An article in the New York Times Magazine takes a serious look at the battlegrounds that mark childhood trans issues in America today.
In short, it’s a mess.
On one end of the spectrum are right-wing kooks who want to erase trans people and issues from American culture.
On the opposite are many trans “true believers,” radicals who say that any child at any stage of development should be the sole arbiter of how their trans journey unfolds.
Caught in the middle are many trans-competent clinicians and researchers who say that trans kids should receive the best, most sensitive care possible within, as much as is currently possible, science-based research and treatment plans.
In 2011, de Vries and her colleagues published the first of two landmark studies about medical interventions in adolescence. Among the first 70 patients who received puberty suppressants at the Amsterdam clinic after their initial assessment at the mean age of about 13½, the researchers found “a significant decrease in behavioral and emotional problems over time.” A second study published in the journal Pediatrics in 2014, of about 55 of those who went from puberty suppressants to hormone treatments at the mean age of about 16½, showed that five years after starting hormone treatments and at least one year after surgery, they had the same or better levels of well-being as a control group of cisgender adults their age. None of the 55 regretted their treatment. (The 15 of the original 70 who were not included in the follow-up study did not take part mainly because of the timing of their surgery.)
For the first time, a long-term, peer-reviewed study showed positive outcomes after medical treatment in adolescent patients who’d gone through Cohen-Kettenis and Delemarre-van de Waal’s protocol. They had all been through a version of the type of assessment the December draft of the SOC8 adolescent chapter would recommend years later. They had experienced gender dysphoria since childhood (according to their families), lived in supportive environments and had no interfering mental-health conditions. As is often the case in medicine, the question for those drafting the SOC8 would be how to apply the findings of a particular cohort to the growing numbers of teenagers lining up at clinics in a host of countries.
In the United States and Canada, meanwhile, two dueling approaches to therapy for young children, before they reached puberty, were vying for supremacy. At what is now called the Child and Adolescent Gender Center at the University of California, San Francisco, Diane Ehrensaft, a developmental and clinical psychologist, was counseling families to take what she and others called a “gender affirming” approach, which included a social transition: adopting a new name and pronouns for a child who expressed such a preference, along with letting kids dress and play as they pleased.

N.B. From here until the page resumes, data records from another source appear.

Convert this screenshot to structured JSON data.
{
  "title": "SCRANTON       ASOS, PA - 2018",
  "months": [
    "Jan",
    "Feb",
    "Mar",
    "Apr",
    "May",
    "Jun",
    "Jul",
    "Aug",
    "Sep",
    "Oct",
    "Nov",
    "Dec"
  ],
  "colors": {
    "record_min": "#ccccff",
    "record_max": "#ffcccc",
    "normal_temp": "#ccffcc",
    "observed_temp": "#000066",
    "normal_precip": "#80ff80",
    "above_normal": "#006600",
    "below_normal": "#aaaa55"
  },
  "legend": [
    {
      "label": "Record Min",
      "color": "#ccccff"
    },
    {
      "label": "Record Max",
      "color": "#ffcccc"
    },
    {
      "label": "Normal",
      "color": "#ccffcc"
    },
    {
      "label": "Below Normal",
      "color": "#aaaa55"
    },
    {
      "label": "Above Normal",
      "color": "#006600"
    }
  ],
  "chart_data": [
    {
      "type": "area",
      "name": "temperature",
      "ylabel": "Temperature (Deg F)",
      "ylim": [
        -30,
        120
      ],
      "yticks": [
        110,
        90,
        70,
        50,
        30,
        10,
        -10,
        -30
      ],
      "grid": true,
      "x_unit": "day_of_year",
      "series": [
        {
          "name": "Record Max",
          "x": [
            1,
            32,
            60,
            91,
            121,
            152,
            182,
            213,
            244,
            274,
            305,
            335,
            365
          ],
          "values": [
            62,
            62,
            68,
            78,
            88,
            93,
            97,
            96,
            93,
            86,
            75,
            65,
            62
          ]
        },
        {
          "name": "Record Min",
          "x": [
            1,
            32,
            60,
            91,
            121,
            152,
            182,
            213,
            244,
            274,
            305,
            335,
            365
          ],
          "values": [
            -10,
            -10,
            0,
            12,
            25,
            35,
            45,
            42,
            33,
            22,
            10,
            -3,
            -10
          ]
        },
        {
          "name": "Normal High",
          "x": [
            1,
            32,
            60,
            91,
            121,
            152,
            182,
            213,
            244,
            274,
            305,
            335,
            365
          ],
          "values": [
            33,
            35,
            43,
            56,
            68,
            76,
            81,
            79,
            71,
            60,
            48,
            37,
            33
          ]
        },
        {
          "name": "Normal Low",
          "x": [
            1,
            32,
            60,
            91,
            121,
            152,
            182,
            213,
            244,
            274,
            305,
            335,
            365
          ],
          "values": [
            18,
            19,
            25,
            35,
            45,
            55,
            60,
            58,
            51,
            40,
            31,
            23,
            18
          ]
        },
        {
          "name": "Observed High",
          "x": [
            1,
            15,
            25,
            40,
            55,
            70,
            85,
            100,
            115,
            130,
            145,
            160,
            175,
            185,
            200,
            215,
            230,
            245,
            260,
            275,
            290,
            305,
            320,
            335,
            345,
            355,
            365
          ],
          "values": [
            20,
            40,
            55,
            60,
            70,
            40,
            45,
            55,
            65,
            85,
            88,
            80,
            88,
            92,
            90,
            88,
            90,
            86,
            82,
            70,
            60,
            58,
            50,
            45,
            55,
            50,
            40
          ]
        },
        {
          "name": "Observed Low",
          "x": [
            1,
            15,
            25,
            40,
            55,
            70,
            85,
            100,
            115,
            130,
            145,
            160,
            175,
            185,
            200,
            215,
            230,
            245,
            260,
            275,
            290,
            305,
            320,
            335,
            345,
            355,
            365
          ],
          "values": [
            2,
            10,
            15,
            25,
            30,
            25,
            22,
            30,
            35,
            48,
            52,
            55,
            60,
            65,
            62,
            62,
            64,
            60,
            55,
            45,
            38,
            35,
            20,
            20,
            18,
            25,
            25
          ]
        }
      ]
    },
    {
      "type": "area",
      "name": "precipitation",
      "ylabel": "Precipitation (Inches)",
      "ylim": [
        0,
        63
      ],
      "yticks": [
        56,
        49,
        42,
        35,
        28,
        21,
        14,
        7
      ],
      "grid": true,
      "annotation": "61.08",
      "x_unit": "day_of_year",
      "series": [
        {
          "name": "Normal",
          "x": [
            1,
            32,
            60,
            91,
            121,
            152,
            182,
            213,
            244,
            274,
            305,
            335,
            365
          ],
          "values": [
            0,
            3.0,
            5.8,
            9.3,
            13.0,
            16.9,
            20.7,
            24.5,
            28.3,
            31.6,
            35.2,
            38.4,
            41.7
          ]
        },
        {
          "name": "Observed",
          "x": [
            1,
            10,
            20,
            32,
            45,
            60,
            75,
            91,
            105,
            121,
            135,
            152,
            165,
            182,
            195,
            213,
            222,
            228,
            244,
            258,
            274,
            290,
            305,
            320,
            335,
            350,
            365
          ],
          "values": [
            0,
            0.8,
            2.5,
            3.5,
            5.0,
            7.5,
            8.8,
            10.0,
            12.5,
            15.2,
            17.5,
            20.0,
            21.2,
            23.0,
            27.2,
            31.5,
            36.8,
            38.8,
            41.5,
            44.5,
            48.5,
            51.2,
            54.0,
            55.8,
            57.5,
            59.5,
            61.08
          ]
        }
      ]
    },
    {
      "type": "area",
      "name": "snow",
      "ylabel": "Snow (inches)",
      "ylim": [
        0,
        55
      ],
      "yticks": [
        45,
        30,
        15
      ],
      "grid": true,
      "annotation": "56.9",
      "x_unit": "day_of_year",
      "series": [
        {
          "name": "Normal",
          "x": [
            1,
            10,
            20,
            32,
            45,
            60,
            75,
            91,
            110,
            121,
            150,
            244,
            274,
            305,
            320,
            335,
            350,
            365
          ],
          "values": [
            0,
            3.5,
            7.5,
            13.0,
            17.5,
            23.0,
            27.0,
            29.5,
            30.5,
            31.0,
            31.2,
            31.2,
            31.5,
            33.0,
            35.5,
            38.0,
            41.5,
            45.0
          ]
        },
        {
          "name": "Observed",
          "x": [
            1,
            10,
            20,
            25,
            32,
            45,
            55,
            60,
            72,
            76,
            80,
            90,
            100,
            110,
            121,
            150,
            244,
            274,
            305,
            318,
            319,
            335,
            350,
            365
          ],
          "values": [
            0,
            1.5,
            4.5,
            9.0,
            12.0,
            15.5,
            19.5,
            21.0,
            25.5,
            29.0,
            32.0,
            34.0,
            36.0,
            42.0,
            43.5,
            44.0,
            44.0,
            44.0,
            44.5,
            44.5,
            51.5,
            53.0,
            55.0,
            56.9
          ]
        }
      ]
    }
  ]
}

For years, Ehrensaft’s intellectual foil was Ken Zucker, a psychologist and prominent researcher who directed a gender clinic in Toronto. Between 1975 and 2009, Zucker’s research showed that most young children who came to his clinic stopped identifying as another gender as they got older. Many of them would go on to come out as gay or lesbian or bisexual, suggesting previous discomfort with their sexuality, or lack of acceptance, for them or their families. Based on this research, in some cases Zucker advised parents to box up the dolls or princess dresses, so a child who was being raised as a boy (a majority then) wouldn’t have those things to play with.
It’s a great article, but it’s hard to know who’s correct at this point because data is relatively scarce and because the treatment outcomes for trans children’s care involve self-reported feelings by patients and parents about their mental health and general well-being.
There are currently no biomarkers or other measurable physical differences which marks someone as trans. As opposed to, say, the treatment of an infection, which has endpoints that are easily verifiable, including no longer detectable pathogens, normal body temperature, etc. (That is not to say that being trans is a disease. Only that measuring the effects of short- or long-term treatment plans can be wobbly.)
Without large-scale, reproducible peer-reviewed research, there is a void in concrete knowledge that has created a vacuum into which activists on the far right and the far left have inserted themselves and created clinical and political chaos.
Nonetheless, I came away from reading this article knowing many things I did not know before, along with the usual confusion about whose information to trust as what is in the interest of trans kids overall.